Keywords

1 Introduction

Depression affects about a hundred million people worldwide and it is estimated to reach second place in the ranking of Disability Adjusted Life Years for all ages in 2020 [15]. It is vital to consider depression an issue of public health importance, thereby prompting effective treatment of the patients and minimizing the disease burden [15]. Internet-based Cognitive Behavioral Therapy (ICBT) is an effective treatment for depression [22]. Machine learning can be used to solve different computational challenges in the analysis of ICBT, such as predicting patient adherence to depression treatment [20] and outcome prediction for obsessive-compulsive disorder [11].

A goal in the analysis of treatment outcome in ICBT for depression is to perform early predictions; thus, the patients with unsuccessful treatment can early on be detected and receive better care by the therapists. However, the accuracy of the predictions are also affected by at what time they are made; there is hence a trade-off for the psychologist to decide when to perform the early prediction. For example, if waiting one extra week gives better accuracy in predicting the final outcome, it may be preferred over deciding on a treatment earlier, based on a less accurate prediction. At the same time, waiting too long means less time to step in and adjust the treatment to better suit the patient [16].

The main motivation of this work is to explore a suitable machine learning method which improves the performance of early predictions on ICBT outcome for patients suffering from depression. We focus on graphical models, as they are interpretable, often easy to customize and allow for probabilistic modeling [1, 23]. In particular, they allow for incorporating prior knowledge and handling missing data without imputation, through marginalization [2]. The latter is of particular importance as there are several, often unknown, reasons for why data is missing, and imputation may often not be appropriate in healthcare applications [9, 21].

ICBT involves changes in human behavior; these have stochastic properties resulting in health state transitions. In this particular study, we have categorical observations (self-rated scores established by questionnaires) and a latent variable (treatment outcome) over time. As the state transitions can be modeled as Markov chains, Hidden Markov Models (HMMs) is a natural choice. However, one limitation of HMMs is the lack of context [24], which becomes a challenge when a state transition is dependent on the fractional change (defined as the difference between two values in time divided by the first value) of the observation sequence. We propose Gated Hidden Markov Models (GHMMs) as a potential solution to the problem. GHMMs extend standard HMMs by modifying the Expectation Maximization (EM) algorithm; for each observation sequence, the new algorithm regulates the transition probability update based on the fractional change, as specified by domain knowledge.

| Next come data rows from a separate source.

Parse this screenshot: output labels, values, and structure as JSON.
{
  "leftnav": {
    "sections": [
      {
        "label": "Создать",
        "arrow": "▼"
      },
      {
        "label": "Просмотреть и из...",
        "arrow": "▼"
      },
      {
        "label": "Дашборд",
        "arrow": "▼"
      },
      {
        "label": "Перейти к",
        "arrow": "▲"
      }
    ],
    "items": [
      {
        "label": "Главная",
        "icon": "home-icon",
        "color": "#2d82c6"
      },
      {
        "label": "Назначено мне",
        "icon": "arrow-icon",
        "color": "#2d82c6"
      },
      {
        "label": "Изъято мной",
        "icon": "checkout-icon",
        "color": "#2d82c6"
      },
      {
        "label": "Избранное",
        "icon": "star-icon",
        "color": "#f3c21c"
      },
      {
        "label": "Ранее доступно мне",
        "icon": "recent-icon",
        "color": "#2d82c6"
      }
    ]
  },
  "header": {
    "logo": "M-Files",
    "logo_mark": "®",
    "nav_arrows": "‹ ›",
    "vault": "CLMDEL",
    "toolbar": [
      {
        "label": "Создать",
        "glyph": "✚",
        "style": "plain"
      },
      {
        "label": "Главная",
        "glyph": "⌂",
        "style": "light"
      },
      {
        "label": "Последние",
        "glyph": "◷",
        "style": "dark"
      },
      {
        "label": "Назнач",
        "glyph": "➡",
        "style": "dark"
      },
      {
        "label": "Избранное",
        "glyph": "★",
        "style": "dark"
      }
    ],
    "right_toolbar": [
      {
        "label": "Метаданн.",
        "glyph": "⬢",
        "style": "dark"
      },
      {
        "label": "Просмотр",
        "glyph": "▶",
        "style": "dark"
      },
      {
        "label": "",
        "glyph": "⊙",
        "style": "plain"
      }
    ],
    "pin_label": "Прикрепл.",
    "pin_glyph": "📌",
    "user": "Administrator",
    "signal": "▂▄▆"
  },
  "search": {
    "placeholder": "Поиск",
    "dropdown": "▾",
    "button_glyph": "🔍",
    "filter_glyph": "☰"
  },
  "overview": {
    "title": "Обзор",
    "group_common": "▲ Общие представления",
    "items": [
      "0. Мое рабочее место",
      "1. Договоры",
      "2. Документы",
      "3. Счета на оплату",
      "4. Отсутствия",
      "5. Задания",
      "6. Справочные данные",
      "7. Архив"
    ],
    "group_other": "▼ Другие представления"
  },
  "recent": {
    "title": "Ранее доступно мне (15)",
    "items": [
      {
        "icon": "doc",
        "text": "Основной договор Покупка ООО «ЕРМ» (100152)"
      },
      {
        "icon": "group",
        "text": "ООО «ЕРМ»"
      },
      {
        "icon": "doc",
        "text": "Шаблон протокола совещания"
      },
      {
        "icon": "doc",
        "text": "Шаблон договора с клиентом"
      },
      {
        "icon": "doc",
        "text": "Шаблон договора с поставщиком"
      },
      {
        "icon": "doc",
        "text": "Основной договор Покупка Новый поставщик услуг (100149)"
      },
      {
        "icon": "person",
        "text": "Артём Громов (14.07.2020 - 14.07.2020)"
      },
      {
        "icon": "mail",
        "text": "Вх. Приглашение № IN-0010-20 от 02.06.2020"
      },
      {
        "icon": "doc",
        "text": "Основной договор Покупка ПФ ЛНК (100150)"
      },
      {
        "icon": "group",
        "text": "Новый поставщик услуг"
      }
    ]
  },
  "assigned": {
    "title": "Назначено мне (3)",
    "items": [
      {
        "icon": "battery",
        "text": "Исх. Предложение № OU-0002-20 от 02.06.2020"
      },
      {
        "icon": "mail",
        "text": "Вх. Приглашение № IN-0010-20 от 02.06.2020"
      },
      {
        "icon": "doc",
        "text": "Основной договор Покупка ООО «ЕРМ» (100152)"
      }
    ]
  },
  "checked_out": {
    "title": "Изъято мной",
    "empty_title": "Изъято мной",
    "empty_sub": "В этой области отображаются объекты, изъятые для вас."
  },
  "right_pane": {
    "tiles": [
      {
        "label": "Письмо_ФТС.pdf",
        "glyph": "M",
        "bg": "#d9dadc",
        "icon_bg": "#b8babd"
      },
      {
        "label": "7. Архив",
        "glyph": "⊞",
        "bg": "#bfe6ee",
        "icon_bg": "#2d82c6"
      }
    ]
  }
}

In the next section, we provide some notation and background on HMMs. In Sect. 3, we introduce the GHMMs. In Sect. 4, we evaluate and compare this approach to standard HMMs and a recently proposed approach, Inertial Hidden Markov Models (IHMMs) [13], on the task of early prediction of the outcome of ICBT for treatment of depression. In Sect. 5, we discuss related work, and finally, in Sect. 6, we summarize the main findings and point out directions for future research.

2 Preliminaries

An HMM [2] is a statistical Markov model in which one observes a sequence of emitted symbols (observation sequence), but does not know the sequence of states the model went through to generate the observation sequence. The Markov property implies that the next state only depends on the current state. We define an HMM with N time steps, an observation sequence denoted as \(X = \{x_1, \ldots , x_N \}\) containing N emitted symbols, and hidden states defined as \(Z = \{z_1, \ldots , z_N \}\). An HMM has a parameter set, \(\theta \), which contains: initial probabilities, \(p(z_1)\); transition probabilities, \(p(z_n|z_{n-1})\); and emission probabilities, \(p(x_n|z_n)\) where \(n \in [1, N]\). The learning of the parameters of an HMM can be done by maximizing likelihood, using EM, which comprises two steps: the E-step, calculating the expected values; and the M-step, maximizing likelihood based on the expected values. Baum-Welch [2], shown in Algorithm 1, is an instance of EM suitable for HMMs. The E-step is done by calculating the marginal posterior distribution of a latent variable \(z_n\), denoted as \(\gamma (z_{n})\), and the joint posterior distribution of two successive latent variables, \(\varepsilon (z_{n-1},z_{n})\). In the M-step, \(\theta \) is updated using \(\gamma (z_{n})\) and \(\varepsilon (z_{n-1},z_{n})\). Forward and backward probabilities, \(\alpha (z_n)\) and \(\beta (z_n)\) [2], are used in the calculations of \(\gamma (z_{n})\) and \(\varepsilon (z_{n-1},z_{n})\) as below. For details we refer to [2].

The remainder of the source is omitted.